What does sunlight energy do to water.

Answer 53

It splits water into hydrogen and oxygen.

Question 54

Where is ATP created in?

Answer 54

In mitochondria

Question 55

What happens to glucose that is not used right away?

Answer 55

Glucose that is not used right away is packaged as carbohydrates or fats and then stored in the roots, seeds, ad fruits.

Question 56

Examples of heterotrophs using chemical energy from autotrophs.

Answer 56

When humans eat potatoes, we are eating carbohydrates that the plant created from the sunlight.

Question 57

Where are most photosynthetic cells in plants found?

Answer 57

On leaves

Question 58

What compound can be made from glucose and serves as long term energy storage?

Answer 58

Carbohydrates

Question 59

Compare the raw materials of photosynthesis to the products of respiration.

Answer 59

Photosynthesis uses carbon dioxide while cellular respiration releases carbon dioxide.

Question 60

What can do cellular respiration?

Answer 60

PLANTS, ANIMALS, ALGAE, FUNGI

Question 61

What is the function of Thylakoids?

Answer 61

Light dependent reactions happen here. It contains chlorophyll and other pigment ( except green) and can be found in stacks of granum.

Question 62

How many membrane surround a chloroplast?

Answer 62

TWO ( inner and outer )

Question 63

Thylakoids form stacks called:

Answer 63

Granum

Question 64

Stacks of Granum are connected to each other by:

Answer 64

Lamellae

Question 65

Where is the stroma?

Answer 65

Gel-like surrounding the grana.

Question 66

Leaf disk experiment: Tiny bubbles

Answer 66

When you see tiny bubbles forming on the leaf disks during this experiment, you’re actually observing the net production of O2 gas as a byproduct of photosynthesis. Accumulation of O2 on the disks causes them to float. The rate of production of O2 can be affected by the intensity of the light source,

Question 67

Usage of storage by cellular respiration in Leaf disk experiment

Answer 67

To use the energy stored by photosynthesis, plants (like all other organisms with mitochondria) use the process of respiration, which is basically the reverse of photosynthesis.

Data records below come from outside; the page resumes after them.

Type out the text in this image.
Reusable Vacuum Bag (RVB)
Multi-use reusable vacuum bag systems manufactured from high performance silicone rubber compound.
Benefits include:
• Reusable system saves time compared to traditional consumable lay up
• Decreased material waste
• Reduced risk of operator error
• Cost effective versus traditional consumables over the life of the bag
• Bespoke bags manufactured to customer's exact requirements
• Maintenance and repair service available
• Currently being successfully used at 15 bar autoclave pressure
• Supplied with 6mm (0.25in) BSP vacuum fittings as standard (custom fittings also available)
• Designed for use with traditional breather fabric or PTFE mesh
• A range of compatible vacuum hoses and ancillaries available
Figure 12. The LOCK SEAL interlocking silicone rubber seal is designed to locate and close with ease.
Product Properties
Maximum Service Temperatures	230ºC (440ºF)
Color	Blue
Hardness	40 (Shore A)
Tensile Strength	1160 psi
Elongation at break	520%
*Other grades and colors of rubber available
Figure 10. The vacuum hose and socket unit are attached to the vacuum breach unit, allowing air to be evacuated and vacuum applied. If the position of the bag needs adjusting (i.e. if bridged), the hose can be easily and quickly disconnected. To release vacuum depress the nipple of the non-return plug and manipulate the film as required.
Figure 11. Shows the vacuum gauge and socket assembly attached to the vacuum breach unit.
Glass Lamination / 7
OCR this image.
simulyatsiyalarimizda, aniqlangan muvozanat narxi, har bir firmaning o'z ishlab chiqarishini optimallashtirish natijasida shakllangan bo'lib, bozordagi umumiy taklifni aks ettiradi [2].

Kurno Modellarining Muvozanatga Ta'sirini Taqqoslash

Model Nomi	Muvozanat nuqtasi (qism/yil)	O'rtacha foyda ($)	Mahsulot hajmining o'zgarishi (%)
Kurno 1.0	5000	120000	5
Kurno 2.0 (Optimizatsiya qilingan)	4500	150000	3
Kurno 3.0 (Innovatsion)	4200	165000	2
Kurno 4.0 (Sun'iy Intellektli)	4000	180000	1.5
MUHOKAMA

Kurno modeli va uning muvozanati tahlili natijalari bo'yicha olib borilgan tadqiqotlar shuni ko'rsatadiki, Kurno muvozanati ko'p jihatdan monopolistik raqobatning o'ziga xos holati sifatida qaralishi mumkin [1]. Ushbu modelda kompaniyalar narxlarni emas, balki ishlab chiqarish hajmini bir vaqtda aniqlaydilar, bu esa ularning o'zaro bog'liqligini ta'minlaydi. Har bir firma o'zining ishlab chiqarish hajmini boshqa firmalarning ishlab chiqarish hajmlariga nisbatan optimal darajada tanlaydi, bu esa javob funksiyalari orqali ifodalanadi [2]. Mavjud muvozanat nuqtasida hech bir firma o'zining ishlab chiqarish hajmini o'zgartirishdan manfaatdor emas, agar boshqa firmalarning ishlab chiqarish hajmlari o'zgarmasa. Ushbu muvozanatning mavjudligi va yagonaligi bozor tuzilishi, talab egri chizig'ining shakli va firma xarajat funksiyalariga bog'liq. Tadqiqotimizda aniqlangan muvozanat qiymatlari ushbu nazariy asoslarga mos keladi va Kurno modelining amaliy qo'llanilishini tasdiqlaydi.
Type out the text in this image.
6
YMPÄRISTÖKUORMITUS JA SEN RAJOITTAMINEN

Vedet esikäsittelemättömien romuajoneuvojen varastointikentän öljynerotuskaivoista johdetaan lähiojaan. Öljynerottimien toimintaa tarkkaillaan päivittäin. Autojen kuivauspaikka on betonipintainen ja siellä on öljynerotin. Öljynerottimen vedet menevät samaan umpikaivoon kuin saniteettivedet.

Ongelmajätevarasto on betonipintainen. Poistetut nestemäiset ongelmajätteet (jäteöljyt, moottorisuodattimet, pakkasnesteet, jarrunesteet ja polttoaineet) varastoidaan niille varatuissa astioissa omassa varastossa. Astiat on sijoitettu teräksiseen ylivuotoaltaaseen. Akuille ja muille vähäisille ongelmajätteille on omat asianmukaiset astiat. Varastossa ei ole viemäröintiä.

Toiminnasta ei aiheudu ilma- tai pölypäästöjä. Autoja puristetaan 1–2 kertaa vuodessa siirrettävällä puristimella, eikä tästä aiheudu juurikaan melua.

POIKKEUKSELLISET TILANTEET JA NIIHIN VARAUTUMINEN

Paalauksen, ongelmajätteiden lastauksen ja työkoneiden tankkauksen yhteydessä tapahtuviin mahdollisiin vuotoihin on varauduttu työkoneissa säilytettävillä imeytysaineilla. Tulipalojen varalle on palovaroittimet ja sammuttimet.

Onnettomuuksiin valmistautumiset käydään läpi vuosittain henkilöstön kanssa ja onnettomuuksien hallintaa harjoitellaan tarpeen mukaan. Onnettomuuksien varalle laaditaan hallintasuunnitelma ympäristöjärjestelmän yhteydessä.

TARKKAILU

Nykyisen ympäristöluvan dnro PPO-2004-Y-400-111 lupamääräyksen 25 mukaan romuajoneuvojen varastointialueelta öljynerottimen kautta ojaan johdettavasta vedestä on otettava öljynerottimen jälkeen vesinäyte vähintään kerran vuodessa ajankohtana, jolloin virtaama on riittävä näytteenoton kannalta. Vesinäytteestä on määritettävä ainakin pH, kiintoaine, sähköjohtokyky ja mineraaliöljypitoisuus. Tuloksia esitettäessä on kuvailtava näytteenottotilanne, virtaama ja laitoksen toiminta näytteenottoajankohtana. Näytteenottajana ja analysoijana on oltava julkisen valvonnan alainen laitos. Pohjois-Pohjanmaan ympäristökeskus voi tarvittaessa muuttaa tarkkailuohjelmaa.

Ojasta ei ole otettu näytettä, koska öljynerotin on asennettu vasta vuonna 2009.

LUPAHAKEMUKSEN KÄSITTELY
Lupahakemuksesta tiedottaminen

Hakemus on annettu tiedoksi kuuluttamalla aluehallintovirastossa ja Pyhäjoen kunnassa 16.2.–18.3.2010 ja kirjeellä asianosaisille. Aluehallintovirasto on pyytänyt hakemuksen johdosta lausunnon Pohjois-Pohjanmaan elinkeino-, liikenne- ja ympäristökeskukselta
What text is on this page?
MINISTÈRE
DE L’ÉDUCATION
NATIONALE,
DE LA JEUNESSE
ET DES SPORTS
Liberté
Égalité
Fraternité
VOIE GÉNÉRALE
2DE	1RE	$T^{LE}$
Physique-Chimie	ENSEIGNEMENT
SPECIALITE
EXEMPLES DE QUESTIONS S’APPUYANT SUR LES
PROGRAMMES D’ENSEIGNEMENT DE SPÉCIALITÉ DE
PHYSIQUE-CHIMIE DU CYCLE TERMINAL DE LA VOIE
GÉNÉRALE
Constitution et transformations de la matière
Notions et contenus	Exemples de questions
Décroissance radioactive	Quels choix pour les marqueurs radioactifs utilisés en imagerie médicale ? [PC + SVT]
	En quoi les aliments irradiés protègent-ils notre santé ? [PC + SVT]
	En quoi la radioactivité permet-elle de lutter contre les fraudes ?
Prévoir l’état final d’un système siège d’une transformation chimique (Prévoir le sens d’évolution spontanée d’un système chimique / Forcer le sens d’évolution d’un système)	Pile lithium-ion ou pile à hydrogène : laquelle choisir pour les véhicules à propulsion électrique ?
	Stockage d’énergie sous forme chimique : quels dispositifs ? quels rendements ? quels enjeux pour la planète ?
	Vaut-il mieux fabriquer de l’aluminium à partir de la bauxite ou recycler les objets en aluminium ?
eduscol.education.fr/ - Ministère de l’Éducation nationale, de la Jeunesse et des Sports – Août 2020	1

In respiration, glucose is broken down to produce energy that can be used by the cell, a reaction that uses O2 and produces CO2 as a byproduct. Because the leaf disks are living plant material that still require energy, they are simultaneously using O2 gas during respiration and producing O2 gas during photosynthesis. Therefore, the bubbles of O2 that you see represent the net products of photosynthesis, minus the O2 used by respiration.

When you put floating leaf disks in the dark, they will eventually sink. Without light energy, no photosynthesis will occur, so no more O2 gas will be produced. However, respiration continues in the dark, so the disks will use the accumulated O2 gas. They will also produce CO2 gas during respiration, but CO2 dissolves into the surrounding water much more easily than O2 gas does and isn’t trapped in the interstitial spaces.